Although it certainly doesn’t seem anywhere near that long ago, it was way back on 1 January 2002 – yep, more than 15 whole years ago – that Spain converted from pesetas (which were first introduced in 1869), to shiny new euros. And despite the fact that the peseta lost its legal tender status just two months later, Spanish households still have millions and millions of them safely tucked away, maybe out of nostalgia or perhaps for a rainy day…
As from 1 July 2002, pesetas can only be swapped for euros at the Banco de España (Bank of Spain). However, with the peseta affectionately referred to as ‘La Rubia’ – The Blonde – many people who were reluctant to get rid of the expired currency, simply held on to it instead. In fact, 5 or 6 years ago, a handful of Spain’s rural villages which had fallen on hard times reintroduced the peseta alongside the euro to help boost the local economy.

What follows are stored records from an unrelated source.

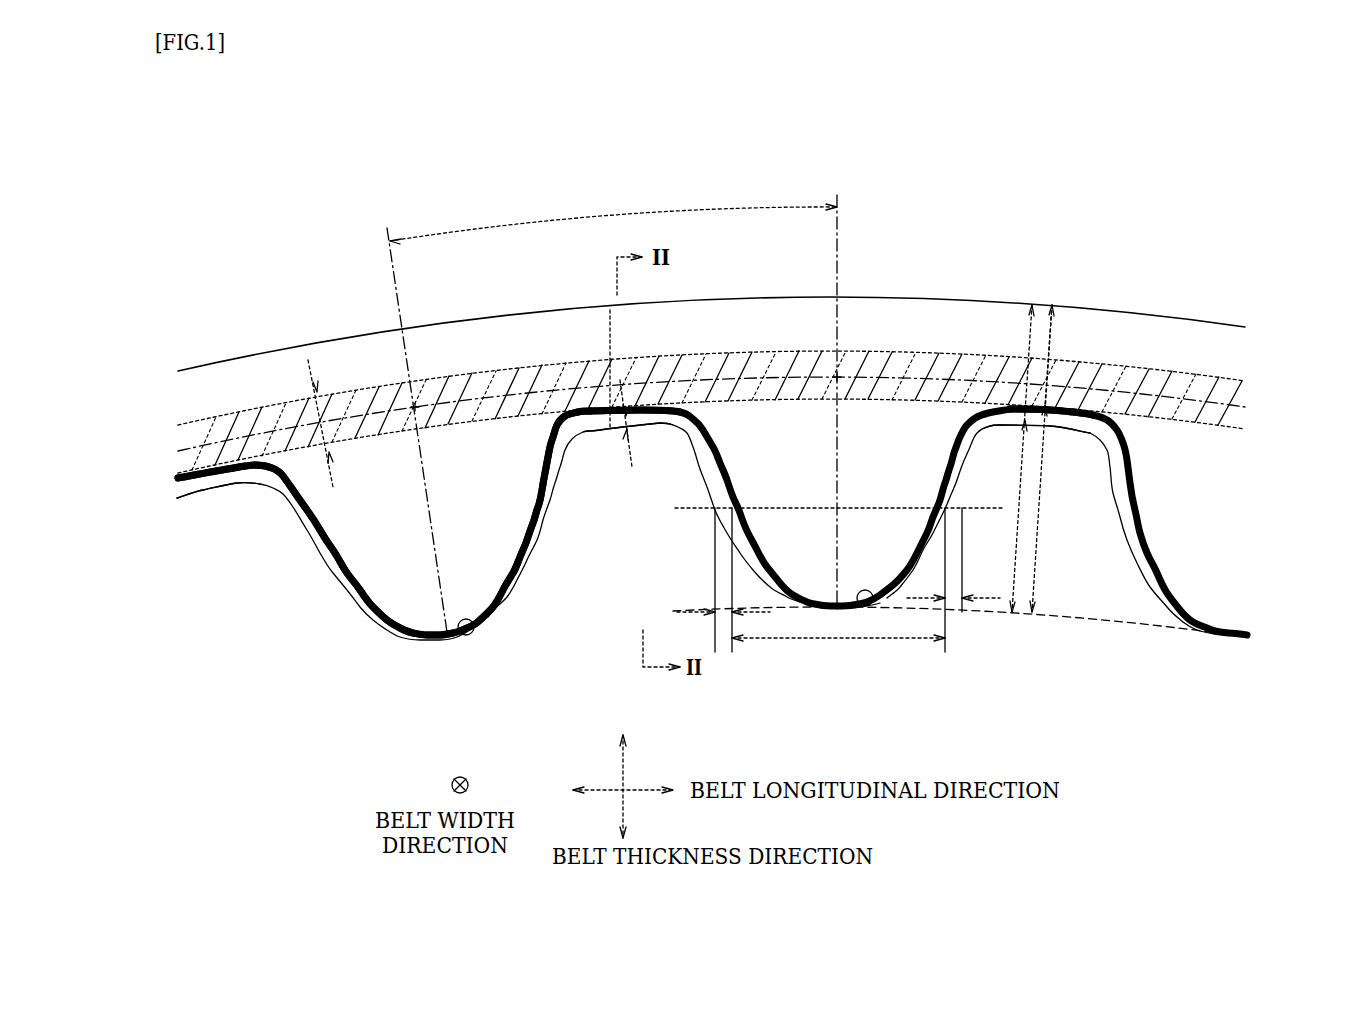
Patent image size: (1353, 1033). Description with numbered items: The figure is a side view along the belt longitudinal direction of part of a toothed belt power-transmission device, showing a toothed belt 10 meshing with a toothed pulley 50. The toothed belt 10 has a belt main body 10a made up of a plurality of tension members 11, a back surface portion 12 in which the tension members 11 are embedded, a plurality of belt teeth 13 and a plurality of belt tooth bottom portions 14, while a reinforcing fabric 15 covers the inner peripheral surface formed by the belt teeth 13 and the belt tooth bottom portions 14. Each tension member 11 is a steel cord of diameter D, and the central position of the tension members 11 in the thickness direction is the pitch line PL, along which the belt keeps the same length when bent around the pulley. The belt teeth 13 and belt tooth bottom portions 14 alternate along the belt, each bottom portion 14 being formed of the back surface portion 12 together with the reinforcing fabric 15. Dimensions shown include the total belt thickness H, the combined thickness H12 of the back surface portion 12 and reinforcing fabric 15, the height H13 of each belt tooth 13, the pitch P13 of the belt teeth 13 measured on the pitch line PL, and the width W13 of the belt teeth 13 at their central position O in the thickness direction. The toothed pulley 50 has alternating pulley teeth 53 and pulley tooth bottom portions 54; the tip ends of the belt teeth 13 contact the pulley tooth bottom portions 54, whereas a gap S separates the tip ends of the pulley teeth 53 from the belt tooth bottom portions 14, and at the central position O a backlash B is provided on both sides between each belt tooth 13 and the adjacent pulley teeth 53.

The toothed belt 10 is at (1085, 323).
The belt main body 10a is at (476, 560).
The tension member 11 is at (570, 382).
The back surface portion 12 is at (606, 355).
The belt tooth 13 is at (502, 559).
The belt tooth bottom portion 14 is at (567, 458).
The reinforcing fabric 15 is at (537, 507).
The toothed pulley 50 is at (1102, 521).
The pulley tooth 53 is at (647, 558).
The pulley tooth bottom portion 54 is at (474, 630).
The pitch of the belt teeth P13 is at (612, 406).
The width of the belt teeth W13 is at (838, 656).
The total belt thickness H is at (960, 471).
The total thickness of the back surface portion and reinforcing fabric H12 is at (1073, 360).
The height of the belt teeth H13 is at (1064, 458).
The backlash B is at (838, 580).
The diameter of the tension member D is at (316, 423).
The gap S is at (637, 423).
The central position of the belt teeth O is at (828, 509).
The pitch line PL is at (1154, 392).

But that was then. Now the clock is ticking, and as the final day that the Banco de España will swap your pesetas for euros is 31 December 2020, you’d better get your skates on!
According to the Banco de España, at the end of January this year, pesetas worth €1.641 billion were still at large – €842 million in notes and €799 million in coins – equivalent to over 273 billion pesetas, of which it’s estimated that 45% still either remain in the possession of Spanish citizens and residents, or in the hands of holidaymakers who visited the country prior to 2002.